Apple has added a new category of application to its AppStore that allows the user to block incoming calls. The first one of these that I tried was called Nomorobo, as in “no more robodialers”. It worked pretty well. They have an existing online web site where you can pay for a subscription or you could pay for the subscription right in the app. I let my subscription lapse because of a general Internet service subscription fatigue and not for any fault in the product. After a few months I stumbled onto a new crop of these apps that didn’t charge a monthly fee. I know they are not free. They must be mining the caller ID data and find value there. Since I rarely use my phone, it seems like a fair trade. I downloaded a couple new trials, Hiya and Mr. Number. So far I’ve only tried Hiya. Now AT&T has a new app they call Call Protect that features the Hiya logo but does not appear in the Settings app.
Using these apps is really simple. You download one from the App Store. Then navigate to “iPhone Call Blocking & Identification” setting under “Phone”. Turn on the apps that you want to allow to see all your incoming calls. Yahoo! and LinkedIn (Microsoft) are also listed but no way I’m letting them have any more access to my personal data. If AT&T and Hiya are in bed together I figure they already have my call history.
When the phone rings, the app is supposed to look it up in their database to see if it is spam. With Nomorobo, the spam call would just be rejected and go straight to voicemail.
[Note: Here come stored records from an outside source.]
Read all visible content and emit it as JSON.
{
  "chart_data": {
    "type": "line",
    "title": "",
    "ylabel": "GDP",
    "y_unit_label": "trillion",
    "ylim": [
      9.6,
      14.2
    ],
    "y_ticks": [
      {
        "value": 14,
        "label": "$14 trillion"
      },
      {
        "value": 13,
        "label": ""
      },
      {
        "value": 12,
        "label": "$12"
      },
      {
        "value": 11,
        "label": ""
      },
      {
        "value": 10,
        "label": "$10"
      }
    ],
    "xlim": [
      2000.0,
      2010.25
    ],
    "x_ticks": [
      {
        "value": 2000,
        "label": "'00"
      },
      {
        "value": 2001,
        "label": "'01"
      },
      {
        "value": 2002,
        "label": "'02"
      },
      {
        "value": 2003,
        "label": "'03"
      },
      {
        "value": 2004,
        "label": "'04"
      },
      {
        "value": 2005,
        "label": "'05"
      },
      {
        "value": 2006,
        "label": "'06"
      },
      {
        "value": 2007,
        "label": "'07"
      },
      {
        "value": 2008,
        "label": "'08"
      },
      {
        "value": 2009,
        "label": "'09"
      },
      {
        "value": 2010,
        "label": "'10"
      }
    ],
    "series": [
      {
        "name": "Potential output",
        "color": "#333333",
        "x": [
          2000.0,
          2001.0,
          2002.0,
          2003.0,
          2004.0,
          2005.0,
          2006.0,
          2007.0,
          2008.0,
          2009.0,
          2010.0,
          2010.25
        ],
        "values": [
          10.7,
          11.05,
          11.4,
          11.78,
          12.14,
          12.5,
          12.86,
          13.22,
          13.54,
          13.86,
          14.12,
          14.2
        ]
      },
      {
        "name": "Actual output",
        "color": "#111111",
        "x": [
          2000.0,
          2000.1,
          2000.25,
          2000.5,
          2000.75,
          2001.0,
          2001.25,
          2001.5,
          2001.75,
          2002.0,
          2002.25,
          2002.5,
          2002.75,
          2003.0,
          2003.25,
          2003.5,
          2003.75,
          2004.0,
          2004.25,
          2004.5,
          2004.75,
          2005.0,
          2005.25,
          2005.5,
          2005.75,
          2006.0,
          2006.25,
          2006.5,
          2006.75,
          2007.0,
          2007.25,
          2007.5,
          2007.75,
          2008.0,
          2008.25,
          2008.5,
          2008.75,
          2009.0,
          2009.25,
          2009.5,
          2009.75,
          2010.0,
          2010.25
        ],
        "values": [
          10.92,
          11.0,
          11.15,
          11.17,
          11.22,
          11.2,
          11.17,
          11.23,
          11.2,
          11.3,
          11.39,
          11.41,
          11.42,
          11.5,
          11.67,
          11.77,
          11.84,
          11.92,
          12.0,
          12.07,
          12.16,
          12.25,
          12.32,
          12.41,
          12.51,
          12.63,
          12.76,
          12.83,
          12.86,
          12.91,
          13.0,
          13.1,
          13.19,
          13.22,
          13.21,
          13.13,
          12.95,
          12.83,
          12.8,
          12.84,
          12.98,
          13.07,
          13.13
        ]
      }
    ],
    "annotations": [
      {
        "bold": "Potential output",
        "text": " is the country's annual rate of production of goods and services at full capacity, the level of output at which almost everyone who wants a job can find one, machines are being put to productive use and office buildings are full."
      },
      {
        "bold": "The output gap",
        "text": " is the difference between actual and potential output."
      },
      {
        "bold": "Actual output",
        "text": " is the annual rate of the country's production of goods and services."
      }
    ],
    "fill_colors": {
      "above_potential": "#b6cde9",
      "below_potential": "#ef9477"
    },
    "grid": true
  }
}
With Hiya, the phone still rings but with a message like “Scam or Fraud” or “Telemarketer” along with a little warning icon. Not all the messages are bad. I received a call from my Alumni Association’s call center. The ones that are really nasty are now spoofing the caller ID to match first 6 digits of your phone number. This is supposed to trick you into thinking the call is from a neighbor. In these cases Nomorobo wisely does not block them but displays a warning that the caller ID might be forged.
Of the two that I have tried, Nomorobo’s solution is more elegant because the phone never rings. There is the potential of a false positive but hopefully that caller will leave a message. I don’t think I had a true false positives. My Alumni Association call center originally queried as Telemarketing which is accurate. The more specific label was updated later. This is a community fed system so early reports could have been unnecessarily harsh. I’m glad to see come curation corrected the assessment.
I plan to stay with Hiya and recommend it to those who want this service but may be a bit subscription sensitive at this time. Hiya also has a lookup function. Inside the application is an Identify button. You can type in a number or use the contents of your clipboard. It will give you reverse lookup with name and city, along with community reports of spamming, if any.
The ultimate solution is to change the phone system such that individual subscribers cannot forge caller ID. Seems like a pretty basic principal. If you’re going to call me, you had better properly identify yourself. This would require some reworking of the phone network which was never designed to be secure. My assumption is that this will never get legally mandated because politicians are such big spammers. I’m hoping that apps like these put a small dent in the universe.